A park, decorated with many statues and divided into squares by hedges and paths, was established with the construction of the castle. A grassy area in the front of the garden arched in direction of the driveway. There was an orchard, and a kitchen garden situated south of the castle. A drive, lined with lindens on both sides, leading from the park to a renaissance castle with a hexagonal tower in the village of Rakovice was also built at the same time.

The drive was embellished with statues from the workshop of Jan Hammer, who was born in Plzen (Pilsen). He came to Cimelice in 1735 and lived there until 1768. His workshop produced sculptures of high artistic quality. Statues from the park and drive were moved to the stone bridge near Nerestce, to the crossroads and the bridge in Cimelice (statues of St Vaclav, St Jan Nepomucky, St Norbert and St Vojtech), to the wall of the Cimelice cemetery, and to the hill on the road to Mirotice. A few of Hammer's statues also grace the old stone bridge in Pisek.

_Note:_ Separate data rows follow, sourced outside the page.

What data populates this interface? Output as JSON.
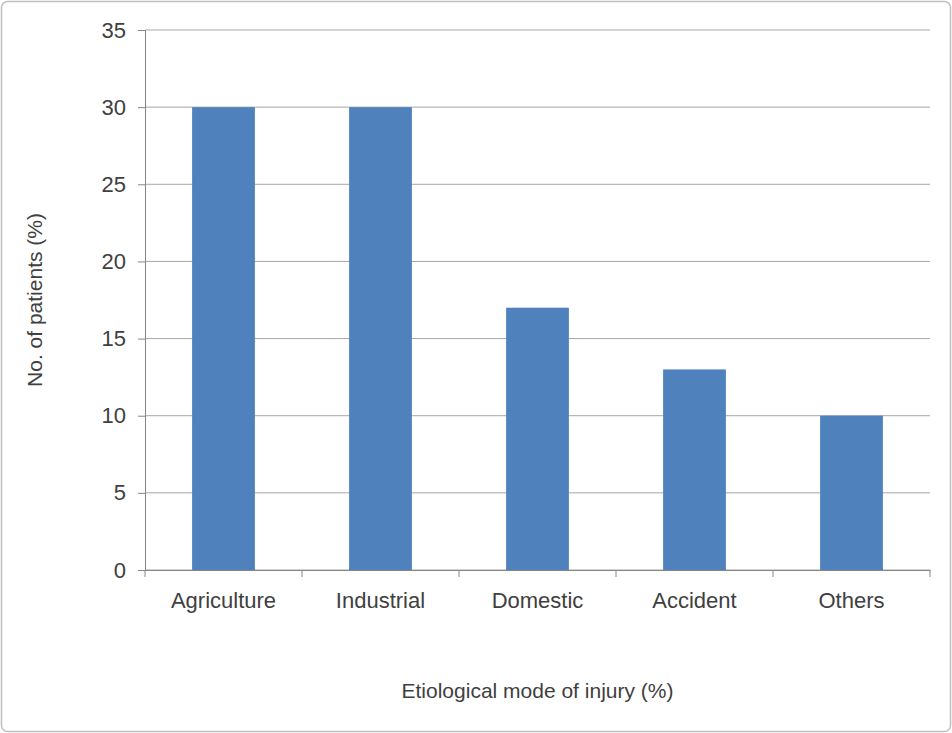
{
  "chart_data": {
    "type": "bar",
    "categories": [
      "Agriculture",
      "Industrial",
      "Domestic",
      "Accident",
      "Others"
    ],
    "values": [
      30,
      30,
      17,
      13,
      10
    ],
    "color": "#4f81bd",
    "ylim": [
      0,
      35
    ],
    "yticks": [
      0,
      5,
      10,
      15,
      20,
      25,
      30,
      35
    ],
    "grid": true,
    "xlabel": "Etiological mode of injury (%)",
    "ylabel": "No. of patients (%)"
  }
}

The castle garden has made Cimelice famous in recent years with impressive flower exhibitions, which are professionally organised every second year.

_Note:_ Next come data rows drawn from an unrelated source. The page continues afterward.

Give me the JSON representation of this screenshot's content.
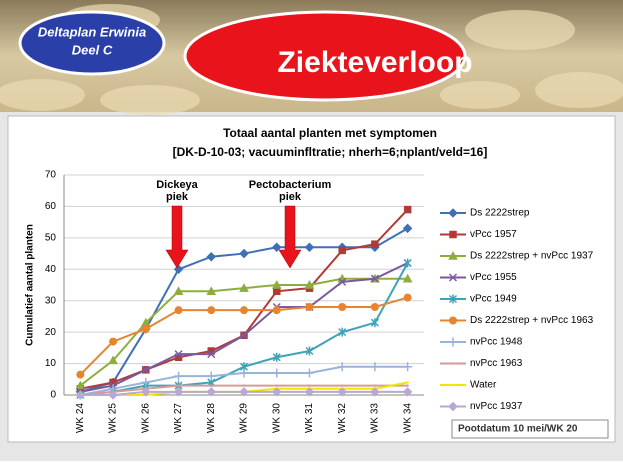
{
  "header": {
    "badge": [
      "Deltaplan Erwinia",
      "Deel C"
    ],
    "title": "Ziekteverloop"
  },
  "chart_data": {
    "type": "line",
    "title": "Totaal aantal planten met symptomen",
    "subtitle": "[DK-D-10-03; vacuuminfltratie; nherh=6;nplant/veld=16]",
    "y_label": "Cumulatief aantal planten",
    "categories": [
      "WK 24",
      "WK 25",
      "WK 26",
      "WK 27",
      "WK 28",
      "WK 29",
      "WK 30",
      "WK 31",
      "WK 32",
      "WK 33",
      "WK 34"
    ],
    "ylim": [
      0,
      70
    ],
    "yticks": [
      0,
      10,
      20,
      30,
      40,
      50,
      60,
      70
    ],
    "grid": true,
    "legend": "right",
    "annotations": [
      {
        "lines": [
          "Dickeya",
          "piek"
        ]
      },
      {
        "lines": [
          "Pectobacterium",
          "piek"
        ]
      }
    ],
    "note": "Pootdatum 10 mei/WK 20",
    "series": [
      {
        "name": "Ds 2222strep",
        "color": "#3f6fb5",
        "marker": "diamond",
        "values": [
          1,
          4,
          21,
          40,
          44,
          45,
          47,
          47,
          47,
          47,
          53
        ]
      },
      {
        "name": "vPcc 1957",
        "color": "#b03a36",
        "marker": "square",
        "values": [
          2,
          4,
          8,
          12,
          14,
          19,
          33,
          34,
          46,
          48,
          59
        ]
      },
      {
        "name": "Ds 2222strep + nvPcc 1937",
        "color": "#8fad3f",
        "marker": "triangle",
        "values": [
          3,
          11,
          23,
          33,
          33,
          34,
          35,
          35,
          37,
          37,
          37
        ]
      },
      {
        "name": "vPcc 1955",
        "color": "#7a5a9e",
        "marker": "x",
        "values": [
          1,
          3,
          8,
          13,
          13,
          19,
          28,
          28,
          36,
          37,
          42
        ]
      },
      {
        "name": "vPcc 1949",
        "color": "#3ea3b8",
        "marker": "star",
        "values": [
          0,
          1,
          3,
          3,
          4,
          9,
          12,
          14,
          20,
          23,
          42
        ]
      },
      {
        "name": "Ds 2222strep + nvPcc 1963",
        "color": "#e8842f",
        "marker": "circle",
        "values": [
          6.5,
          17,
          21,
          27,
          27,
          27,
          27,
          28,
          28,
          28,
          31
        ]
      },
      {
        "name": "nvPcc 1948",
        "color": "#9ab3d8",
        "marker": "plus",
        "values": [
          0,
          2,
          4,
          6,
          6,
          7,
          7,
          7,
          9,
          9,
          9
        ]
      },
      {
        "name": "nvPcc 1963",
        "color": "#d89a94",
        "marker": "none",
        "values": [
          0,
          1,
          2,
          3,
          3,
          3,
          3,
          3,
          3,
          3,
          3
        ]
      },
      {
        "name": "Water",
        "color": "#f2e600",
        "marker": "none",
        "values": [
          0,
          0,
          0,
          1,
          1,
          1,
          2,
          2,
          2,
          2,
          4
        ]
      },
      {
        "name": "nvPcc 1937",
        "color": "#b7a9d3",
        "marker": "diamond",
        "values": [
          0,
          0,
          1,
          1,
          1,
          1,
          1,
          1,
          1,
          1,
          1
        ]
      }
    ]
  }
}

The vicarage (reinstated here in 1749), the school (1808) and the manorial hospital (1804) were built along the road from the castle to the Cimelice church.

The church of St. Trinity is now a small museum of architectural styles. A former, smaller, gothic chapel forms today's vestry and it has a renaissance dome with paintings, baroque altars, an empire-style confessional and a chancel.

The church was repaired and enlarged in 1822 by the Wratislavs. It contains some remarkable pieces of art - a gothic statue of the Madonna from the second half of the 15th century; richly decorated baroque altars and a font; a few precious gravestones from the 16th and 17th centuries, and coat of arms of Karel Bissingen in stone. St Trinity's statue (in the rococo style) dominates the space in front of the church.

J. F. Jöndl built the Wratislav burial chamber, combined with a chapel in the empire style, in Cimelice cemetery in 1817. The chamber resembles a small Greek temple, with a triangular gable placed on an entablature supported by four Doric columns.